Let me tell you a little bit more about how a successful SEC operation (stands for spot, extract, and collect) works: as you are snorkeling you look for the unmistakable identifier of CDHs – gaping valves that protrude from the sediment’s surface. Once you identify CDH, you insert the gancho in between the valves making sure not to damage the central muscle, twist it so it wedges against the shell, and pull the shell out. Without using the gancho, you definitely get a free hand peeling which removes more than your dead skin cells. However, the experience of extracting CDH with your bare hands is unique. Byssus threads (silky fibers made of proteins) that the animal uses to secure itself to the substrate can be quite challenging to break.  Commercial divers for the CDH use weights to anchor themselves down so that they can simply walk – in rubber boots – along the seafloor rapidly harvesting shells with a gancho (see picture). Divers can stay down for extended periods of time – Xavier had mentioned once clocking a diver harvesting underwater for 7 hours! They use neoprene wetsuits to keep them worm and jeans to protect the wetsuit from wear and tear. Air is supplied to the diver using hookah (i.e., breathing device), which is often cobbled together from an old air compressor attached to a garden hose (see picture).
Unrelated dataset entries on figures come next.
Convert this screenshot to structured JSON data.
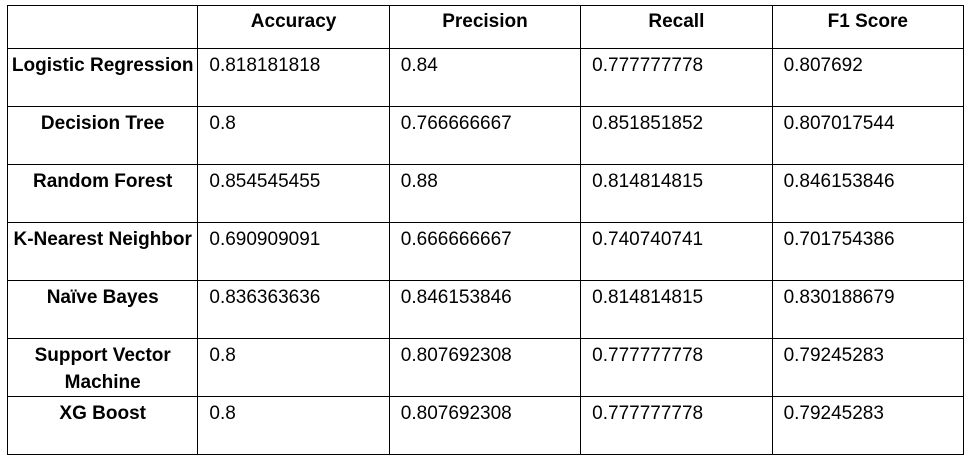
{
  "table": {
    "headers": [
      "",
      "Accuracy",
      "Precision",
      "Recall",
      "F1 Score"
    ],
    "rows": [
      {
        "model": "Logistic Regression",
        "values": [
          "0.818181818",
          "0.84",
          "0.777777778",
          "0.807692"
        ]
      },
      {
        "model": "Decision Tree",
        "values": [
          "0.8",
          "0.766666667",
          "0.851851852",
          "0.807017544"
        ]
      },
      {
        "model": "Random Forest",
        "values": [
          "0.854545455",
          "0.88",
          "0.814814815",
          "0.846153846"
        ]
      },
      {
        "model": "K-Nearest Neighbor",
        "values": [
          "0.690909091",
          "0.666666667",
          "0.740740741",
          "0.701754386"
        ]
      },
      {
        "model": "Naïve Bayes",
        "values": [
          "0.836363636",
          "0.846153846",
          "0.814814815",
          "0.830188679"
        ]
      },
      {
        "model": "Support Vector Machine",
        "values": [
          "0.8",
          "0.807692308",
          "0.777777778",
          "0.79245283"
        ]
      },
      {
        "model": "XG Boost",
        "values": [
          "0.8",
          "0.807692308",
          "0.777777778",
          "0.79245283"
        ]
      }
    ]
  }
}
Picture 5: CDH Diver – notice gancho in diver’s right hand and a collecting bag in his left hand
Picture 6: Fishers cleaning the pen shells – air compressor is on the left sideOnce you experience the challenges and opportunities of hunter-gatherers’ lifestyle, you learn to appreciate your every bite – now and forever (see picture). In the end, we were able to substitute the food void left by the coyotes and fill our plates with a delicious meal – CDH salad. Hope coyotes had a great one too!